Ihre Antwort war wie immer ein Geschenk für alle, die dieses annehmen wollten:

 

„Weißt du Richard, ich habe jeden Tag Weinachten, jeden Tag in mir. Denn jeden Tag freue ich mich, dass ich noch die Augen aufmachen kann und dem neuen Tag mein Lächeln schenken kann. Genauso gern tat ich es als Kind auch jedes Weihnachten voller Freude zu begrüßen.
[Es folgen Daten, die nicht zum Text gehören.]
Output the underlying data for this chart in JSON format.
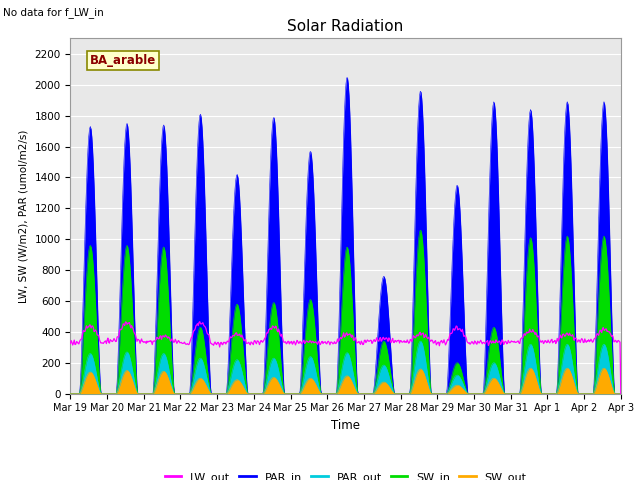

Denn Weihnachten ist für mich ein Fest der Freude, der Liebe. Und die Liebe ist jeden Tag da, sie verlässt uns nie- auch nicht an Weihnachten.

 

Daher weiss ich, jeder Tag ist Weihnachten, jeder Tag ist Liebe“. Erhellend entspannten sich die Gesichter von Richard und Sandra.

 

„Und nun, auf deine Frage zu einem Besuch:

 

...Ja, in der Tat, für viele erscheint Weihnachten zwei-gespalten. Erinnerungen an menschliche familiäre Nähe und nun hier abseits davon- im Heim. Für mich ist jeder Tag „Mein Besuch“. Und ihr seid heute die Krönung des Festes- nicht mehr und nicht weniger.

Doch auch ohne euch, ohne Besuch werde ich noch solange dankbar strahlen, bis mein Licht auf Erden erlischt- um im Himmel neu zu beginnen“.

 

Leon saß die gesamte Zeit ruhig und angeschmiegt auf Emilias Schoß, wohlig  fühlend, dass Wahrheit Liebe ist.